In 1990, 1990s, New York City music, rock on January 31, 2011 at 5:03 am

Today, Jan. 31, 2011, would have been my Grandma Wilhelm’s 101st birthday. I’d like to say I’m dedicating today’s Daily Record to my Grandma Wilhelm, but I’m not sure she would have gotten Sonic Youth’s 1990 album, Goo. If it didn’t play on Hee Haw or the Merv Griffin Show, I don’t think Grandma would have been into it, though I do remember occasionally watching Soul Train at her Mt. Savage, Maryland, home as well. I’m not even certain that Grandma went for Karen Carpenter, who Sonic Youth commemorates on Goo with “Tunic (Song for Karen).”

Grandma wouldn’t have been the only person in my life who didn’t get Goo. Take my nephew Brian, for example. I don’t remember the exact circumstances, but many years ago, back before Brian became eight inches taller than me, I mentioned to him something about Sonic Youth and how they rock. Brian, who might have been 10 years old at the time, was skeptical at best and over the years, Brian’s skepticism about one of NYC’s finest bands ever has only deepened.

This has become a talking point between Brian and me. I even passed along a homemade “best of” SY compilation to Brian a few Christmases ago. He just laughed.

It’s not just Grandma and Brian though. The night Rick and I drove up to Hershey Park to see Sonic Youth open for Neil Young and Crazy Horse, when SY and Young were touring behind Goo and Ragged Glory respectively, I surveyed the crowd during SY’s noisy set and wondered if anybody there couldn’t wait for Neil to come out with an acoustic guitar, play “Heart of Gold” and wash away the residue of these artsy noisemeisters. Of course, Young did no such thing that night, performing a noisefest with nary a nonelectric guitar in sight.

Goo was SY’s major label debut after releasing a series of critically acclaimed albums that culminated in the oft-called-monumental Daydream Nation. As is often the case in these situations, there were cries of “sell-out” when Goo hit the shelves, but you never would have heard that from me. I was relatively new to Sonic Youth in 1990, having just caught up with the most well-known track from Daydream Nation, the epic “Teenage Riot.” So my frame of reference did not give me any good reason to decry the band for Goo, and I probably wouldn’t have done that anyway. I don’t generally buy into the “sell-out” theory.

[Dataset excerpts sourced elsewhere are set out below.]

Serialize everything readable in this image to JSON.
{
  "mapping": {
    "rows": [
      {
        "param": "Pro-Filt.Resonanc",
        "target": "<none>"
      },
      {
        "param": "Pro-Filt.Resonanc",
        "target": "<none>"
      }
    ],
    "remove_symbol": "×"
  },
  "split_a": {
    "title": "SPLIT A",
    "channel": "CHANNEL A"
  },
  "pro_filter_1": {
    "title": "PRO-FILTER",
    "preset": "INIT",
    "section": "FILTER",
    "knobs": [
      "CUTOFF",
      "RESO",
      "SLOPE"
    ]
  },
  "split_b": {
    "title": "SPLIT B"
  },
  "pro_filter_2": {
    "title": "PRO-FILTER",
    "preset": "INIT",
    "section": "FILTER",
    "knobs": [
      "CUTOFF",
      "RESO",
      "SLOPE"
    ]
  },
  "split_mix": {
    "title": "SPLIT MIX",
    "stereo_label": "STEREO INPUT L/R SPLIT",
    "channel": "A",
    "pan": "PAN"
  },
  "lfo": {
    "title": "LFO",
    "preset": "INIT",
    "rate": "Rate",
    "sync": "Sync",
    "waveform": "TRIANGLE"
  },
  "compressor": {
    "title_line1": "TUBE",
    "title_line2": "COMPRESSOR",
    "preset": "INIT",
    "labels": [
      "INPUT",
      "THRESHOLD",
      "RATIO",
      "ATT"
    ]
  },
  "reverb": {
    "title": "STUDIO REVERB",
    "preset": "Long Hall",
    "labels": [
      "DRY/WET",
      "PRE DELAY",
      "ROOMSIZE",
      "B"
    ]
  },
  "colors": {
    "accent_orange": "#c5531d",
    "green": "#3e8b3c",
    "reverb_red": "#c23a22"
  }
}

Personally, I love Goo, and I’ve never found it to be tainted by any hint of commercialism that might have come along with the band’s ascent to the majors. It’s a big, weird rock album that happens to have both a cool appearance by Public Enemy’s Chuck D. and a scary-as-hell instrumental named after a Joan Crawford movie, “Mildred Pierce.” I didn’t necessarily go backward from Goo to discover all the previous albums (I’ve still never heard all of Daydream Nation) and I haven’t picked up everything they’ve done since but I love the fact that Sonic Youth is still around (I really liked their last album, The Eternal, quite a bit) charting their own curious course through popular (and, sometimes, decidedly non-popular) music.

And, who knows? Maybe Brian will come around to Sonic Youth someday.

Though I doubt it. But SY will probably always be a talking point.